Jeff Pack, Brown University '99 (English 112, 1996)
In the "digerary canon" of computer games, a place of honor must be reserved for Zork. (Of course, its selection, like any good work, is controversial, in that Zork can be said to be an outgrowth of Adventure and the like. Nevertheless, Zork popularized the genre of "text" adventures, and it was through Zork on my Apple II that I first encountered them.) The concept behind Zork was one of "interactive fiction": the player became the hero of a story, controlling his actions through parsed verbal input. After every action, the player would be "rewarded" with some text explaining the result of his/her action (or, if the player's input didn't make sense to the parser, an error message). Zork, in spirit, was an early hypertext novel, though it didn't utilize the now-conventional link.

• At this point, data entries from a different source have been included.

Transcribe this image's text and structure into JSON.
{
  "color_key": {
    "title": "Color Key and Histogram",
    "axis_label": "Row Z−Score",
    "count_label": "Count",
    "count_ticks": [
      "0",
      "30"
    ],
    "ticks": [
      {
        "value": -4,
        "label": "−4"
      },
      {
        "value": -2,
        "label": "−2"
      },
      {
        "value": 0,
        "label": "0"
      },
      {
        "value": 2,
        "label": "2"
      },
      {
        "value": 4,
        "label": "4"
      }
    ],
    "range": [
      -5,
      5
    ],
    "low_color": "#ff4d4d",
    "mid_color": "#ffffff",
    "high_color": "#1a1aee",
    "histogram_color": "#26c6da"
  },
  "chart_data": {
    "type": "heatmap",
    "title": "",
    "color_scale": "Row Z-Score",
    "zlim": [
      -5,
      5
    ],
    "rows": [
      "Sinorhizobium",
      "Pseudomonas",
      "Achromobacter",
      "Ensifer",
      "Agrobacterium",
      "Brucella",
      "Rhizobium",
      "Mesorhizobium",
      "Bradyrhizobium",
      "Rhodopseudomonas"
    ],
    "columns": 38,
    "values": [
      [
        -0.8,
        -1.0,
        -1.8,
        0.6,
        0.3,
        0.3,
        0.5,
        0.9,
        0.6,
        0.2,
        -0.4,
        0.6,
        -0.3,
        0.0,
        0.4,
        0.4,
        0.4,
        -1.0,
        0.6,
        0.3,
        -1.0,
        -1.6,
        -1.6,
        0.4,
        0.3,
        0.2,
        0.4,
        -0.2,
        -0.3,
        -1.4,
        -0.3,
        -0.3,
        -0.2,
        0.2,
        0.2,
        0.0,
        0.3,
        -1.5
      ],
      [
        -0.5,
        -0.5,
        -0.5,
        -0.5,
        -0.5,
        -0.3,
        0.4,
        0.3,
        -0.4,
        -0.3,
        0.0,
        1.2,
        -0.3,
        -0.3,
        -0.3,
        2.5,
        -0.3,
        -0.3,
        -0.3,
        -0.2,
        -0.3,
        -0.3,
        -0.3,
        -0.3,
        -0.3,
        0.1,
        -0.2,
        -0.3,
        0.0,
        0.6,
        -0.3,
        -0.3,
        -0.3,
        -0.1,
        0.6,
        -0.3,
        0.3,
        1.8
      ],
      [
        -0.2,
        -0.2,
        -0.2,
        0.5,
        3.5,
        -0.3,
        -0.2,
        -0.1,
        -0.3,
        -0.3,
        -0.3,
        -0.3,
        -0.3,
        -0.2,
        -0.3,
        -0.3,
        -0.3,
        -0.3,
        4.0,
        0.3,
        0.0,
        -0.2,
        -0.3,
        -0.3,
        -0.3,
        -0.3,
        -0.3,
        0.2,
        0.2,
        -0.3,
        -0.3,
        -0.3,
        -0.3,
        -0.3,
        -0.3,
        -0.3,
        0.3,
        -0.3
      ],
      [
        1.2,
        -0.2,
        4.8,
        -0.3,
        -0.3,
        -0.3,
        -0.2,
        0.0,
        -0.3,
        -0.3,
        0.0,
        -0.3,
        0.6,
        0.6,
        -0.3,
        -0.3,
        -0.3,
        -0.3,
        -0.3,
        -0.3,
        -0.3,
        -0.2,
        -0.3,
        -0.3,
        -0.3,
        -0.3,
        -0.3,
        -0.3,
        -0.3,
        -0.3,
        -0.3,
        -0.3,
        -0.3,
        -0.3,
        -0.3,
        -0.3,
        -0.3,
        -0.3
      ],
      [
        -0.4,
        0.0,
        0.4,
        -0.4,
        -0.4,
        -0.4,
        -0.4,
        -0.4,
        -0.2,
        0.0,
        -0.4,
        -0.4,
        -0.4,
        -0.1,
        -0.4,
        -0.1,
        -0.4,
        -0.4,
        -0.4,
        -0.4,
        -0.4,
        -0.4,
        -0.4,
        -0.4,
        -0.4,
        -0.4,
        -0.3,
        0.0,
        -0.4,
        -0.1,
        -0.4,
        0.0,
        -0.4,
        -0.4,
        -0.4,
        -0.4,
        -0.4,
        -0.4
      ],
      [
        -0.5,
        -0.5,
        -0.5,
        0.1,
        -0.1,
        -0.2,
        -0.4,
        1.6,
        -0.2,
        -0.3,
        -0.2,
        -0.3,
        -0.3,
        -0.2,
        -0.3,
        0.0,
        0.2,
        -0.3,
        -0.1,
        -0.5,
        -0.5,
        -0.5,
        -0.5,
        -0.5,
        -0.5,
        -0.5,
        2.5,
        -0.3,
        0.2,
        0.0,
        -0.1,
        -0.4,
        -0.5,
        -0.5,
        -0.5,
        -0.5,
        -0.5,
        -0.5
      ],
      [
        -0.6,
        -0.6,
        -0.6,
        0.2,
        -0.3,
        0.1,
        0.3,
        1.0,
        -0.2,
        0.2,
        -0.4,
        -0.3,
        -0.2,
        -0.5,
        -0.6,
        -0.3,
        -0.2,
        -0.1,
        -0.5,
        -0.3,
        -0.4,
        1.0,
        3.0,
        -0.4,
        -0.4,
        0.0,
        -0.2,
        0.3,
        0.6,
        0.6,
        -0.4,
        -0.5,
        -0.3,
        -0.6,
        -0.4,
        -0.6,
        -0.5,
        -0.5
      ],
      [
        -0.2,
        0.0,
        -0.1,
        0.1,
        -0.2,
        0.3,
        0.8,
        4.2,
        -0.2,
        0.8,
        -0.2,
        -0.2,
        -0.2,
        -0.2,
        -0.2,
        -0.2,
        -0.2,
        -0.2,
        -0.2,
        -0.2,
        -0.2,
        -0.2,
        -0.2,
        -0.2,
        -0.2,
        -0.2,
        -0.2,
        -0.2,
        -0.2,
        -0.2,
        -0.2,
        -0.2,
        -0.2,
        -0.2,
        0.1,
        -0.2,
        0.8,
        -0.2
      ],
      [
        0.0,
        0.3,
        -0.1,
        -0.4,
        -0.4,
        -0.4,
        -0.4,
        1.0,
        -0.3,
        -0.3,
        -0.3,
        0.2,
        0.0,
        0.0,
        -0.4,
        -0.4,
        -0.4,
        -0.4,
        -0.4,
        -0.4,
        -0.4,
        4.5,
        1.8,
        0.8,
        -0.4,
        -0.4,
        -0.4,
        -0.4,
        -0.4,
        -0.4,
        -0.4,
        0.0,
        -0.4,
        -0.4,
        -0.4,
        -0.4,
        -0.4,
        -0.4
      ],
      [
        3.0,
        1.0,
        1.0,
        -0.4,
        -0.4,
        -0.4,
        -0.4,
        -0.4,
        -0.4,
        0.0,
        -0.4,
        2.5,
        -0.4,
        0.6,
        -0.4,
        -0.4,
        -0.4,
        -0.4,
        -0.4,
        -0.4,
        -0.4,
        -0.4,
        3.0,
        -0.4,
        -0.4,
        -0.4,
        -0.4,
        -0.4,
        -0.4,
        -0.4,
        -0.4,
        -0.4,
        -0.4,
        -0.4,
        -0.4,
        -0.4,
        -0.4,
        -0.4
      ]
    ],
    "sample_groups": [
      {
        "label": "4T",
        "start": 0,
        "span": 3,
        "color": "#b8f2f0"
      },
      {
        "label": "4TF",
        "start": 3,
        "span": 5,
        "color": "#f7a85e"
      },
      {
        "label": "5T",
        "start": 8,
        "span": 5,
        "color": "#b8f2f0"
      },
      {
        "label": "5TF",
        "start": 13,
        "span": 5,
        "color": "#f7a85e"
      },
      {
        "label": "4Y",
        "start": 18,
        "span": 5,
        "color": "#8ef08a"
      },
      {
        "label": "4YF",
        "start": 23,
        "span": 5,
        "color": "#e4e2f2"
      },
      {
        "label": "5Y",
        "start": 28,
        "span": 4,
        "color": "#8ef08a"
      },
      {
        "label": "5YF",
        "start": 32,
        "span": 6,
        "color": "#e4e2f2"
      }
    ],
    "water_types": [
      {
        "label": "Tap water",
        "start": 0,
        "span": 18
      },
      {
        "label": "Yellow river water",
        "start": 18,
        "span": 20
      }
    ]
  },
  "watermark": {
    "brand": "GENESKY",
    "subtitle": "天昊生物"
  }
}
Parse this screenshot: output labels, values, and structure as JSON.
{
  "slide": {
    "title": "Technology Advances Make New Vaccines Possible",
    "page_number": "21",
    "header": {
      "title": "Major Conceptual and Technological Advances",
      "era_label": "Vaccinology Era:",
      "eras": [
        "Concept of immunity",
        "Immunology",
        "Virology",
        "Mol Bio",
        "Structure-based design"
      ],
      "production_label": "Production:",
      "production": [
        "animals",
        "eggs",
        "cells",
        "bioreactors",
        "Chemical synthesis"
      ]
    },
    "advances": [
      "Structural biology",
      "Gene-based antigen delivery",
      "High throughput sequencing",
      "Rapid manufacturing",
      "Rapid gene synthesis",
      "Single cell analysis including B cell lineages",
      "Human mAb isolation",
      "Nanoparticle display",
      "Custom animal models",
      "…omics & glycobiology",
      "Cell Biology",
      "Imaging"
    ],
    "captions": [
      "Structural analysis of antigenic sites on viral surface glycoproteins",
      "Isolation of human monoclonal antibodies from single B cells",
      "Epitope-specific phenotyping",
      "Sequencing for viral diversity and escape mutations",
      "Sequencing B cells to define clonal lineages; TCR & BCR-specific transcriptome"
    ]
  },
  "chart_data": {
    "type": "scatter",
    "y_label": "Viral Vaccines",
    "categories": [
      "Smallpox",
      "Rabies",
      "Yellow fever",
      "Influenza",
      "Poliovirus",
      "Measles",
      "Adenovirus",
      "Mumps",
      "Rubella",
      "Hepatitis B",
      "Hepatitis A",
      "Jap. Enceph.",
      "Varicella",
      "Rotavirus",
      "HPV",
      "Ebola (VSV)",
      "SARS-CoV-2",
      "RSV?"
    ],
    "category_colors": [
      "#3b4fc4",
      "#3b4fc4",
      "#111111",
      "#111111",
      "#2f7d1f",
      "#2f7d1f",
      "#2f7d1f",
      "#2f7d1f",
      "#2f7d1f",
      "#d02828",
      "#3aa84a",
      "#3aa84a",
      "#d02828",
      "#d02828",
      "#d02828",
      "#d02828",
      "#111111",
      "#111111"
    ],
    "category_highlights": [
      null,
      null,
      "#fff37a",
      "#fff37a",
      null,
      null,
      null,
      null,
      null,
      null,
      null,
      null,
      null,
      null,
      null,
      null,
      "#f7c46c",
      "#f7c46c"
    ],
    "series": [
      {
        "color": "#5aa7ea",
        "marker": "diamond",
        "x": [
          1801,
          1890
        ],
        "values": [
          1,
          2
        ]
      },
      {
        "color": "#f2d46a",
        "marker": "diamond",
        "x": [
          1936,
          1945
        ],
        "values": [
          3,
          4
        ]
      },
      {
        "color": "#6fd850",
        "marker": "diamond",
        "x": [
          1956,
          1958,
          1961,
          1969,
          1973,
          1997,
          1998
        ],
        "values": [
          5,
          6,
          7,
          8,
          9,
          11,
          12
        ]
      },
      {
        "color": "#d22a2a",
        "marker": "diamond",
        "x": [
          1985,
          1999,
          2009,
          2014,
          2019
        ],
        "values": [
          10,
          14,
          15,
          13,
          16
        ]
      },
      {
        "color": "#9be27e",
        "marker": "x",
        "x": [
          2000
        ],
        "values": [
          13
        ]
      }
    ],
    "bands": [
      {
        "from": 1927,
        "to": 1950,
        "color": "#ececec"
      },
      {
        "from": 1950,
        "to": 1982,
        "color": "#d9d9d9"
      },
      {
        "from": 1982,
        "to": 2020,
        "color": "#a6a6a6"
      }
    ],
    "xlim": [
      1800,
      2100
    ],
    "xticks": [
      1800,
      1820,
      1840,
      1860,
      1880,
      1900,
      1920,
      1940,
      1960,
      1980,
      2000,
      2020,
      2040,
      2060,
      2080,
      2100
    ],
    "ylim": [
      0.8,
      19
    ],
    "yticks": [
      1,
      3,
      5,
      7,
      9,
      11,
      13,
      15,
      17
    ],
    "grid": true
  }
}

Infocom (the producers of Zork) went on to produce many more works of "interactive fiction" in many different genres: mysteries (Deadline, The Witness), science fiction (Planetfall, Starcross), fantasy (Enchanter, Wishbringer), etc. Infocom even adapted books into the form, producing a text-adventure version of Douglas Adams' The Hitchhiker's Guide to the Galaxy as well as adaptations of Shogun and Sherlock Holmes. Each work placed the player into the shoes (or the equivalent; A Mind Forever Voyaging casted the player as "PRISM", an artifically intelligent computer) of the protagonist, placed him at the beginning of the chain of events, and from there let the player fend for him or herself. The stories weren't really that diverse - the storylines consisted of a single optimal ending and several "dead endings" in which the hero dies, is arrested, or otherwise fails in his/her quest. Of course, Infocom's software was marketed as games rather than electronic fiction, so it could be argued that this form was adopted to appeal to its target audience.
Unfortunately, Infocom is for all intents and purposes dead. Though games are still produced under its name (Return to Zork, for example - an attempt to modernize the Zork universe), it no longer produces "traditional" interactive fiction. A few freelance authors carry on the tradition, but text-based adventures have been by and large replaced by more graphically intensive games.